Frequently asked questions

What findings does the Planning Commission need to make to approve a variance in Yucca Valley?

The commission must make the four findings listed in § 9.73.010 E: (1) no material detriment to other properties (including solar access), (2) exceptional circumstances applicable to the property, (3) strict application would deprive the property of privileges enjoyed by others, and (4) variance is compatible with the General Plan and development code.

Who reviews variance applications and is a public hearing required?

Variance applications are heard by the Planning Commission and a public hearing is required prior to action, per § 9.73.010 C–D.

Can the Director approve exceptions for overlays (like floodplain) instead of the Commission?

Yes—certain overlay chapters (for example Floodplain Safety — § 9.18.060) authorize the Director to approve modifications or exceptions without a public hearing if the overlay's findings are satisfied. Always check the specific overlay chapter that applies to the parcel.
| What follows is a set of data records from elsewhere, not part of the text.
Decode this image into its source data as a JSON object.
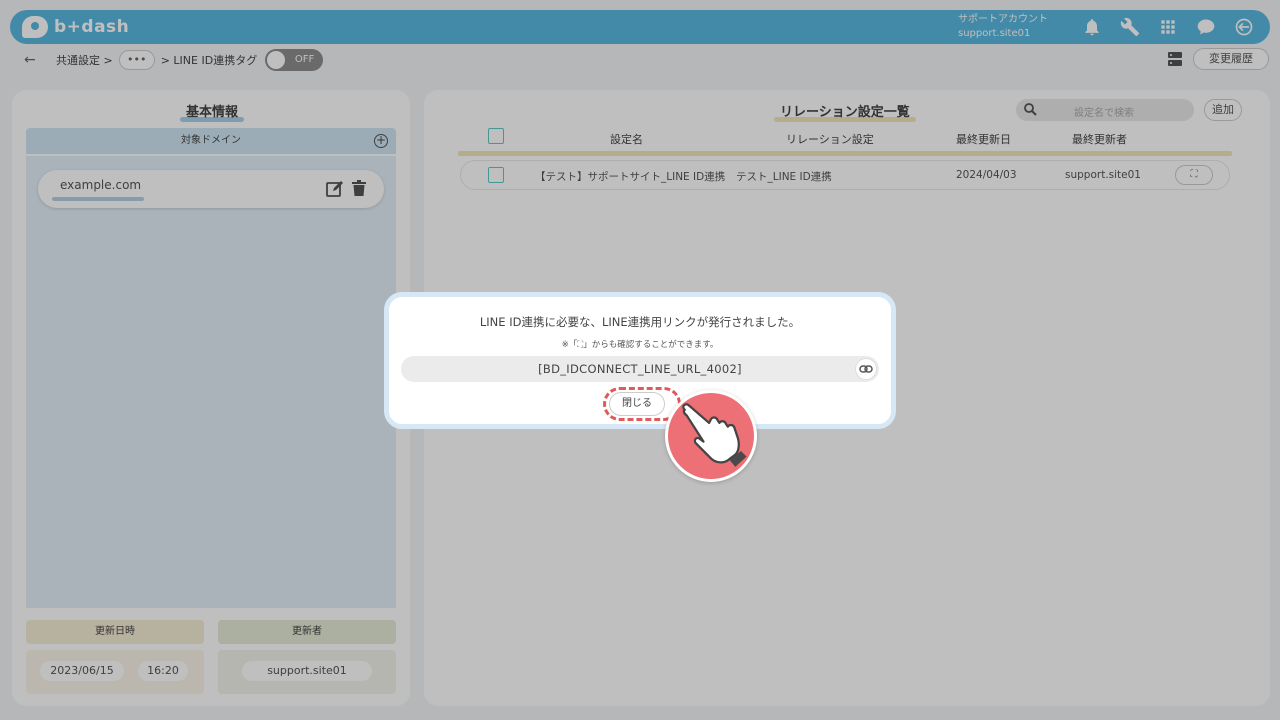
{
  "header": {
    "logo_text": "b+dash",
    "account_label": "サポートアカウント",
    "account_id": "support.site01",
    "icons": [
      "bell-icon",
      "wrench-icon",
      "apps-grid-icon",
      "chat-bubble-icon",
      "logout-icon"
    ]
  },
  "subbar": {
    "back_icon": "←",
    "crumb_1": "共通設定 >",
    "ellipsis": "•••",
    "crumb_2": "> LINE ID連携タグ",
    "toggle_label": "OFF",
    "history_button": "変更履歴"
  },
  "left_panel": {
    "title": "基本情報",
    "domain_header": "対象ドメイン",
    "add_icon": "+",
    "domains": [
      {
        "value": "example.com"
      }
    ],
    "updated_at_label": "更新日時",
    "updated_date": "2023/06/15",
    "updated_time": "16:20",
    "updated_by_label": "更新者",
    "updated_by": "support.site01"
  },
  "right_panel": {
    "title": "リレーション設定一覧",
    "search_placeholder": "設定名で検索",
    "add_button": "追加",
    "columns": {
      "name": "設定名",
      "relation": "リレーション設定",
      "updated": "最終更新日",
      "updater": "最終更新者"
    },
    "rows": [
      {
        "name": "【テスト】サポートサイト_LINE ID連携",
        "relation": "テスト_LINE ID連携",
        "updated": "2024/04/03",
        "updater": "support.site01",
        "action": "⛶"
      }
    ]
  },
  "modal": {
    "message": "LINE ID連携に必要な、LINE連携用リンクが発行されました。",
    "note": "※「⛶」からも確認することができます。",
    "url": "[BD_IDCONNECT_LINE_URL_4002]",
    "close_button": "閉じる"
  },
  "colors": {
    "header_blue": "#5ab8e0",
    "accent_red": "#ec7075",
    "checkbox_teal": "#5fc8c8",
    "title_underline_blue": "#a9d2ea",
    "title_underline_yellow": "#f2e6b8"
  }
}
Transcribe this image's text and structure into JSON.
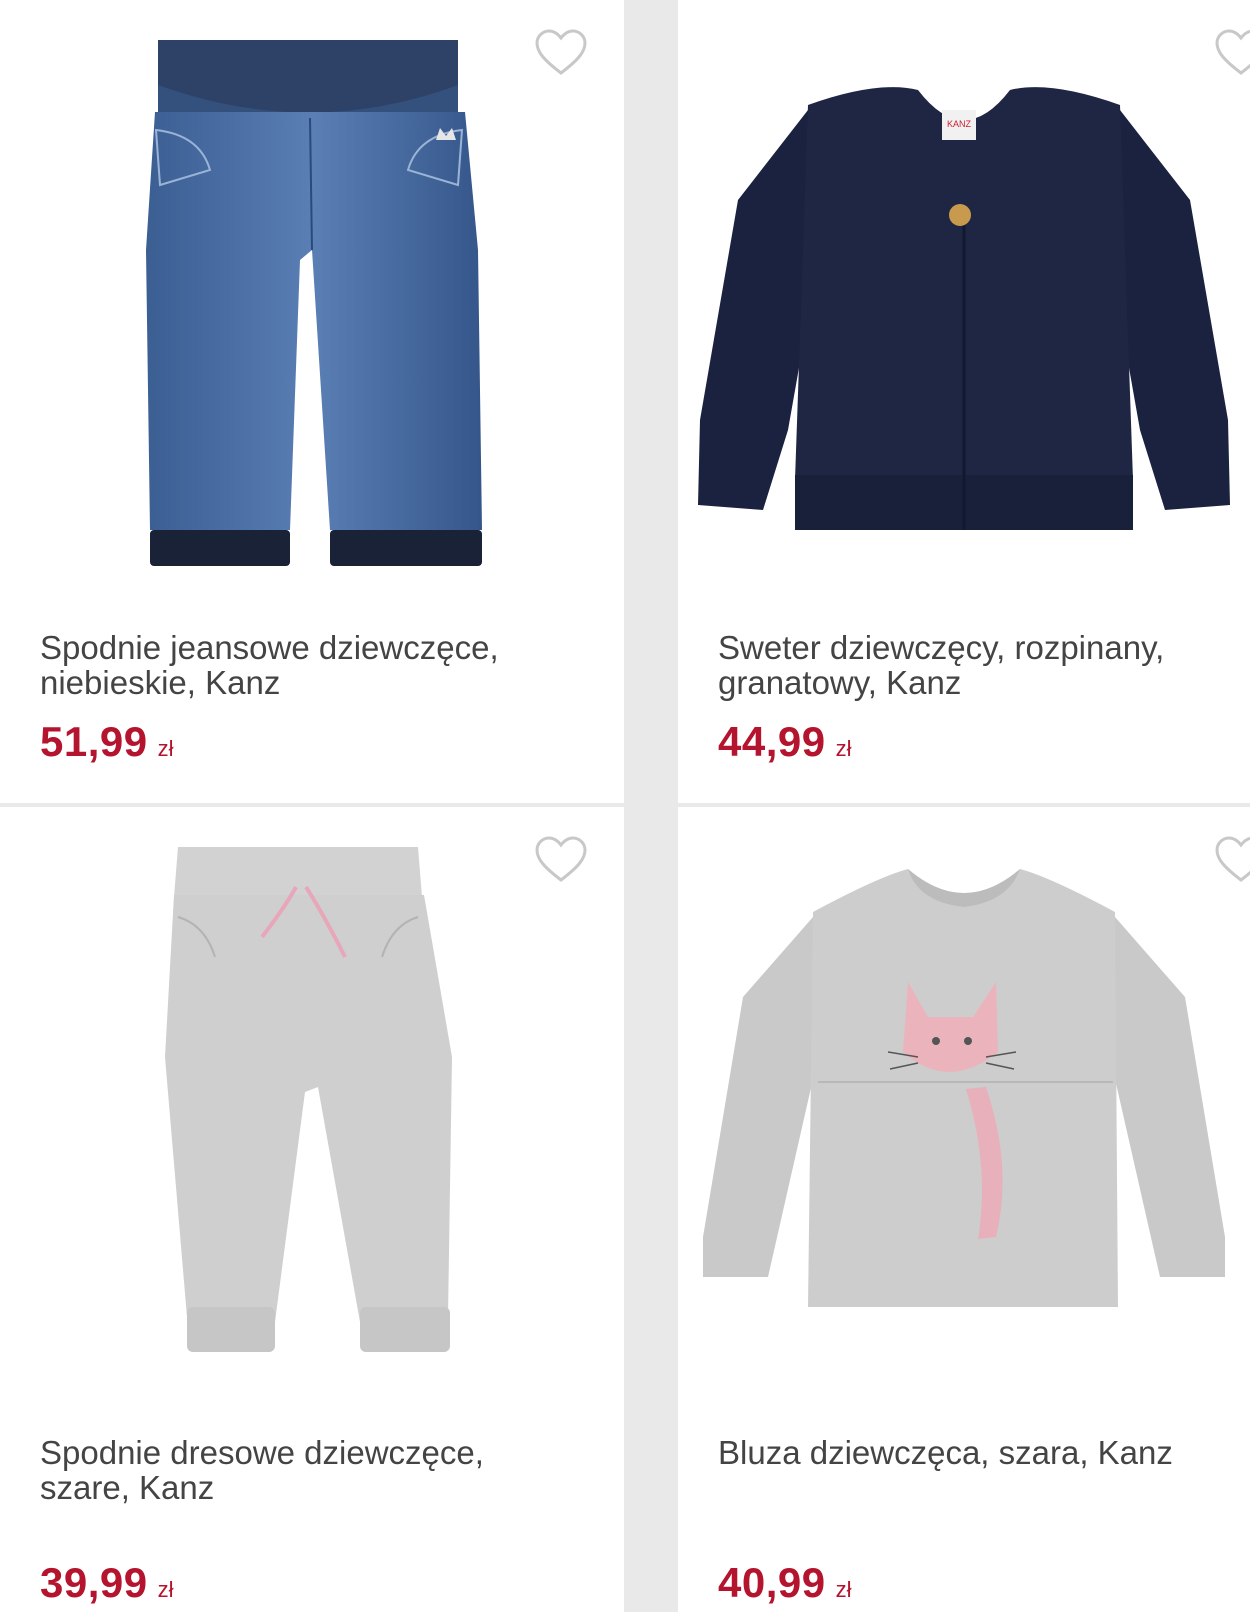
{
  "products": [
    {
      "title": "Spodnie jeansowe dziewczęce, niebieskie, Kanz",
      "price": "51,99",
      "currency": "zł",
      "image_icon": "jeans-image"
    },
    {
      "title": "Sweter dziewczęcy, rozpinany, granatowy, Kanz",
      "price": "44,99",
      "currency": "zł",
      "image_icon": "cardigan-image"
    },
    {
      "title": "Spodnie dresowe dziewczęce, szare, Kanz",
      "price": "39,99",
      "currency": "zł",
      "image_icon": "sweatpants-image"
    },
    {
      "title": "Bluza dziewczęca, szara, Kanz",
      "price": "40,99",
      "currency": "zł",
      "image_icon": "sweatshirt-image"
    }
  ],
  "colors": {
    "price": "#b5142e",
    "title": "#444444",
    "background": "#e9e9e9",
    "card": "#ffffff",
    "heart": "#c8c8c8"
  },
  "icons": {
    "favorite": "heart-outline-icon"
  }
}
If I’m inside a hillside or flood overlay, do I still apply for a variance under § 9.73.010?

Not necessarily. Overlays often contain their own exception or modification procedures; overlay provisions generally control where they conflict with base zone standards. Consult the overlay chapter (Table 2‑2 identifies overlays and chapters). Verify with the jurisdiction.

What happens if the conditions that justified a variance change?

A variance may be revoked or modified if one of the revocation findings is met (for example, misrepresentation, failure to meet conditions, or changes in circumstances) as described in the revocation provisions; revocation is appealable. See § 9.73.030 and the revocation chapter for process and findings.

How do I prepare a successful variance packet for a setback reduction?

Provide a complete application and fee, a precise site plan and elevations, photo context and neighborhood analysis, and a point‑by‑point narrative tying evidence to all four findings in § 9.73.010 E; if applicable, supply overlay reports (flood, geotechnical, or fire) and CEQA documentation.

Does an approved variance change the base zoning standards permanently?

A variance grants relief to the approved property per that approval; it can be amended, revoked, or conditioned under the code's amendment and revocation procedures (permit amendments in CH. 9.83 and revocations per the revocation chapter). Verify with the jurisdiction for any recordation requirements or time limits.

If my proposal involves an ADU and needs a variance, how do state ADU rules affect the variance?

State ADU law may limit local discretion on some ADU standards (e.g., parking, height) and preempt certain local requirements; coordinate ADU permitting rules with your variance request and cite state ADU provisions as needed. See local ADU chapter and state ADU law. Verify with the jurisdiction.

Where are the numeric setback/height/lot-size standards I’ll be varying?

Base numeric standards are in the development standards tables: Table 2‑4 (residential standards, § 9.07.050) and Table 2‑16 (commercial standards, § 9.09.030). Use those numbers as the baseline for your variance request.